## WkNER: Enhancing Named Entity Recognition with Word Segmentation Constraints and kNN Retrieval

This repository contains the code for our recent research work **"WkNER: Enhancing Named Entity Recognition with Word Segmentation Constraints and kNN Retrieval"** as well as supplementary experiments.


## Requirements


```
python -m venv "your venv"
source ./"your venv"/bin/activate
pip install -r requirements.txt
```

## Pre-trained models

The pre-trained models used in this paper are as follows:

**Chinese Models**

- BERT-base: https://huggingface.co/bert-base-chinese
- RoBERTa-base: https://huggingface.co/hfl/chinese-roberta-wwm-ext
- RoBERTa-large: https://huggingface.co/hfl/chinese-roberta-wwm-ext-large
- ChineseBERT-base: https://huggingface.co/iioSnail/ChineseBERT-base
- ChineseBERT-large: https://huggingface.co/iioSnail/ChineseBERT-large

**English Models**

- BERT-base: https://huggingface.co/bert-base-cased
- BERT-large: https://huggingface.co/bert-large-cased
- RoBERTa-large: https://huggingface.co/roberta-large

## Datasets

The dataset used in the experiment can be found in the `./data/ner_data` (or get it from a cloud drive, link: https://drive.google.com/drive/folders/1AnrxcbRaVNy1ibDucI3raauMxatYar6-?usp=sharing) directory in the root directory of this project.

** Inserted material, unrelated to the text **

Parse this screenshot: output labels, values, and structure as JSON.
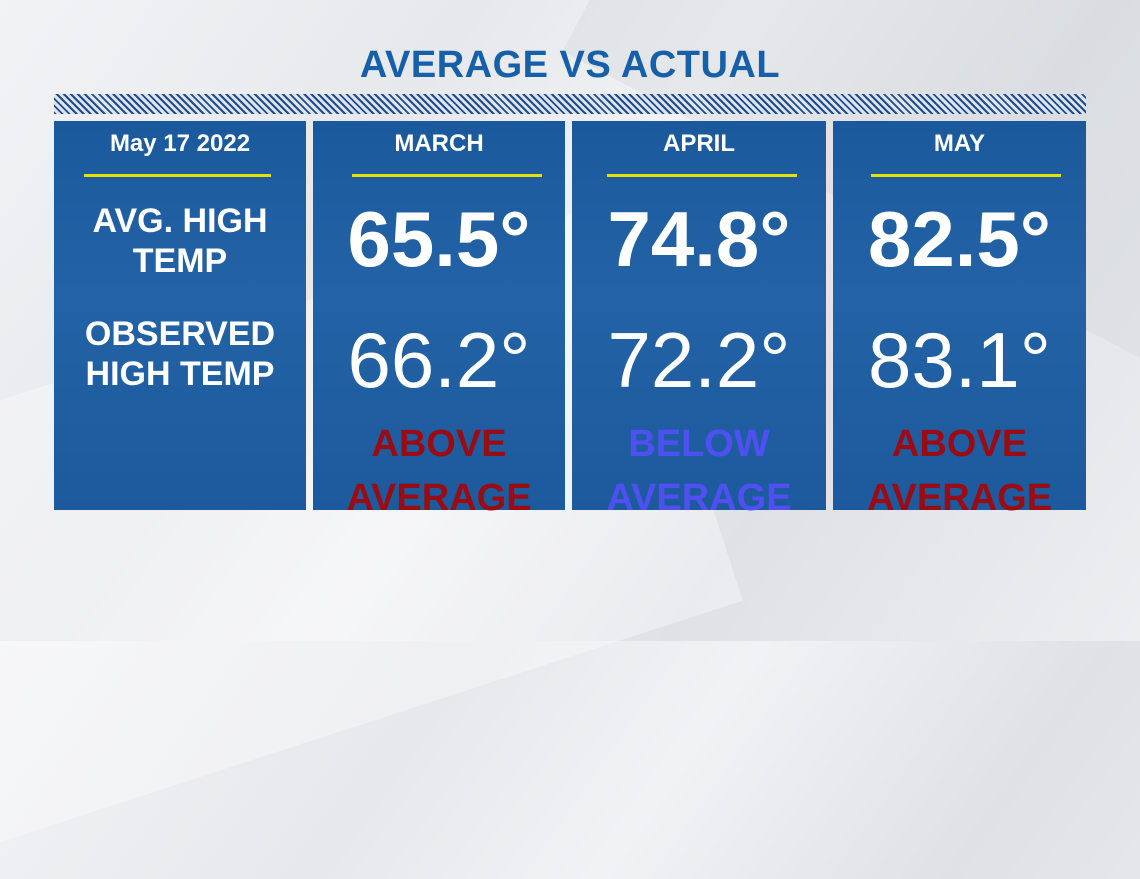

###  Word segmentation information extraction

Before using the WkNER algorithm, the word segmentation information of the test data needs to be extracted. We already provide it in `./data/ner_data`, if you want to generate it yourself, you can use:

```
python classes/init.py
```

## Train and test

### train

The command scripts trained by each model in the experiment can be found in `./scripts` and `./classes/ChineseBert/scripts`, respectively.

### test

For testing our WkNER algorithm, the results of the hyperparameter settings are also stored with the training script. It should be noted that the search table is constructed during model inference. Therefore, it is necessary to set the storage location in the `./classes/init.py` and `./classes/ChineseBert/init.py` respectively.